Montana Supreme Court Rejects Equality Claim, Leaves Door Open for Future Cases
December 18, 2012 by HRC staff
This post comes from HRC Law Fellow Jake Reif:
Same-sex couples seeking the rights and benefits associated with marriage under Montana law were dealt a setback Monday, when the state’s highest court denied relief, citing the overbroad nature of their claim.
Unlike many challenges to state laws by same-sex couples—including Hollingsworth v. Perry, the case challenging California’s Proposition 8 now before the Supreme Court—this case did not target Montana’s ban on same-sex marriage nor did the couples involved seek the designation of ‘marriage’ for their relationships. Instead, these couples argued that withholding the array of different privileges associated with marriage from same-sex couples violated the state constitution.
This is not, however, the end of the line for the plaintiffs. The court suggested that it may be willing to entertain the case if the couples amend their complaint to challenge specific Montana statutes.

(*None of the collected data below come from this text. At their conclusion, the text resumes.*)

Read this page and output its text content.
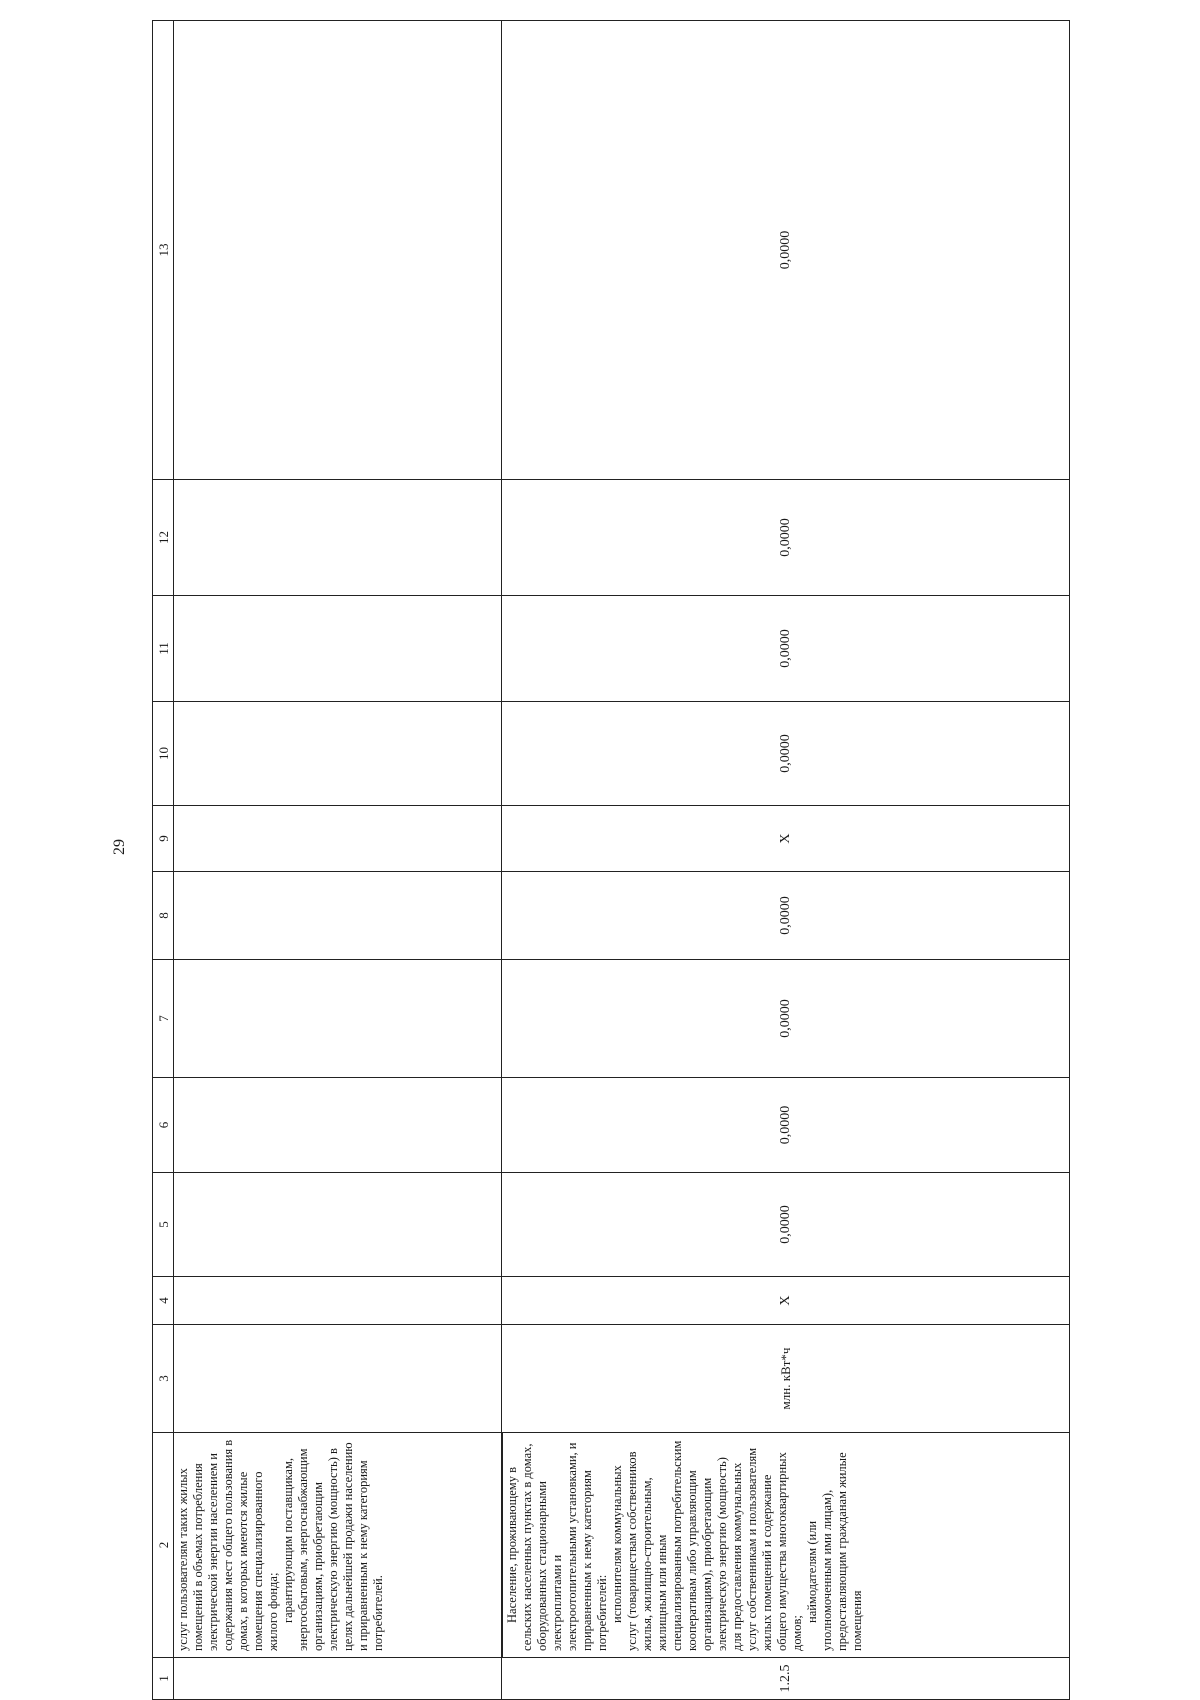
29
1	2	3	4	5	6	7	8	9	10	11	12	13

	услуг пользователям таких жилых помещений в объемах потребления электрической энергии населением и содержания мест общего пользования в домах, в которых имеются жилые помещения специализированного жилого фонда; гарантирующим поставщикам, энергосбытовым, энергоснабжающим организациям, приобретающим электрическую энергию (мощность) в целях дальнейшей продажи населению и приравненным к нему категориям потребителей.											

1.2.5	Население, проживающему в сельских населенных пунктах в домах, оборудованных стационарными электроплитами и электроотопительными установками, и приравненным к нему категориям потребителей: исполнителям коммунальных услуг (товариществам собственников жилья, жилищно-строительным, жилищным или иным специализированным потребительским кооперативам либо управляющим организациям), приобретающим электрическую энергию (мощность) для предоставления коммунальных услуг собственникам и пользователям жилых помещений и содержание общего имущества многоквартирных домов;

наймодателям (или уполномоченным ими лицам), предоставляющим гражданам жилые помещения	млн. кВт*ч	Х	0,0000	0,0000	0,0000	0,0000	Х	0,0000	0,0000	0,0000	0,0000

While the court ultimately chose to punt the larger issue, several of the justices would have opted to reach the underlying merits of the case. A concurring justice agreed that the case was too broad, but would have also held that Montana’s constitutional ban on same-sex marriage would alternatively prevent the plaintiff’s relief. In addition, three justices dissented, finding that the dispute could be resolved and that denying equal benefits to same-sex couples violated the equal protection clause of the Montana Constitution.